Lots of things take 2% and that’s the problem - you can keep breaking down consumption into finer and finer categories, to find that all those fine categories each only take a small percentage of the total.
The problem is everything, all together. All the 2%s each need to take action in their own way.
This is the opposite, though. In order to cobble together a number that seems even remotely problematic they had to combine several things that are weakly related: all IT workloads, plus all wireless networks. They also needed to express it in terms of global electricity, instead of global primary energy, because it is absolutely dwarfed by fuel burned for transport. Finally, this is a consumer that can be trivially decarbonized.
Compare private passenger cars which are ~12% of global CO2 and there are no practical ways to decarbonize that.
Never trust a mathematician wrt trivial | left as an exercise to the reader :
"One day Shizuo Kakutani was teaching a class at Yale. He wrote down a lemma on the blackboard and announced that the proof was obvious. One student timidly raised his hand and said that it wasn't obvious to him. Could Kakutani explain?
After several moments' thought, Kakutani realized that he could not himself prove the lemma. He apologized, and said that he would report back at their next class meeting.
After class, Kakutani, went straight to his office.
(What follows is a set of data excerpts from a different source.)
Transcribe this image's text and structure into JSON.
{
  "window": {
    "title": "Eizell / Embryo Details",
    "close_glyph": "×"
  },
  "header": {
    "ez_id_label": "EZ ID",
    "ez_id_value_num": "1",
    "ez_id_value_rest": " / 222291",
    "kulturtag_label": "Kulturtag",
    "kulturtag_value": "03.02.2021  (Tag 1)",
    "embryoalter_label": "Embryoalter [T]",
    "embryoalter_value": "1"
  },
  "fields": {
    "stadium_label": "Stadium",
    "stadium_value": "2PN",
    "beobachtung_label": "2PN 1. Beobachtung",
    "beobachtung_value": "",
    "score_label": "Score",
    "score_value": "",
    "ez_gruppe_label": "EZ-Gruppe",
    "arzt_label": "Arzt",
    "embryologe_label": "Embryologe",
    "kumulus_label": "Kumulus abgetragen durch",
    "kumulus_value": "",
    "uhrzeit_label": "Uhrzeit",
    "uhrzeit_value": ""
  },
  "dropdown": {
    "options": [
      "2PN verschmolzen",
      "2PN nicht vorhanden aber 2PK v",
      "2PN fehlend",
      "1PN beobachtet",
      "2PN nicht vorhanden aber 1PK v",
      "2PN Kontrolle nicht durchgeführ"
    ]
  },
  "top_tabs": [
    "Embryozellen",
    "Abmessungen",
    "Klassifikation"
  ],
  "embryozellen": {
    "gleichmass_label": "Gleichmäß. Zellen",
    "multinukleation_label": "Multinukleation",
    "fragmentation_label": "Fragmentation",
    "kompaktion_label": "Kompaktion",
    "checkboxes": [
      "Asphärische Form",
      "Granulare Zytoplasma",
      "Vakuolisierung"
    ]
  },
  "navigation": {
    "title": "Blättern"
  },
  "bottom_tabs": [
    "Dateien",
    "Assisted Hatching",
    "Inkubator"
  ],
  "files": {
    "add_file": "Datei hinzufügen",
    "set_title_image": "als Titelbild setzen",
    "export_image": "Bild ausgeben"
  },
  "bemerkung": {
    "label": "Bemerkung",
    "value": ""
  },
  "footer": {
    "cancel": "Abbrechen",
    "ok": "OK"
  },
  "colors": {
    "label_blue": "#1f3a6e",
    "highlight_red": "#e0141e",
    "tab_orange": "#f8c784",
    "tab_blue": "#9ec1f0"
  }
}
He labored for quite a time and found that he could not prove the pesky lemma. He skipped lunch and went to the library to track down the lemma. After much work, he finally found the original paper. The lemma was stated clearly and succinctly. For the proof, the author had written, 'Exercise for the reader.'
The author of this 1941 paper was Kakutani."
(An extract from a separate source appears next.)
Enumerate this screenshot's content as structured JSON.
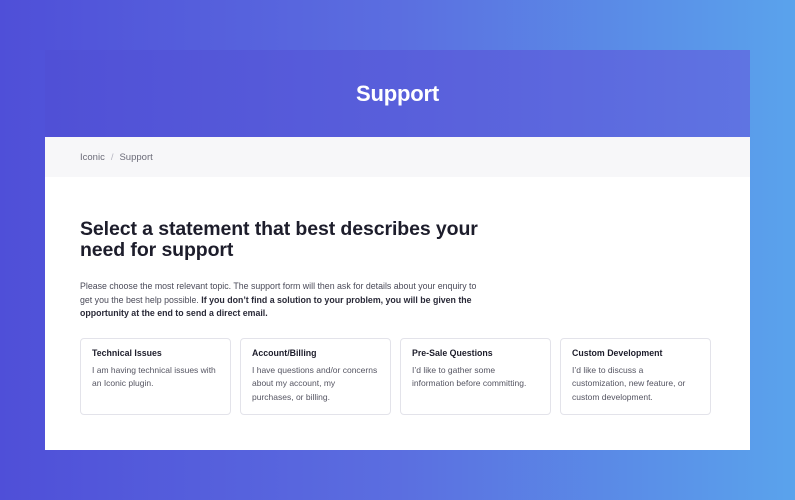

Also, in some cases various types of obstructionism. I've heard several stories (including some from my home state) of wind farms being fought against tooth and nail, even in cases where the negative impact is somewhere between tiny and minimal (e.g. the only town nearby would see them as 1" tall on the horizon). Some of this is no doubt thanks to campaigns from incumbent energy providers and other underhanded methods like weaponization of environmental regulations.
The problem is everything, all together. All the 2%s each need to take action in their own way.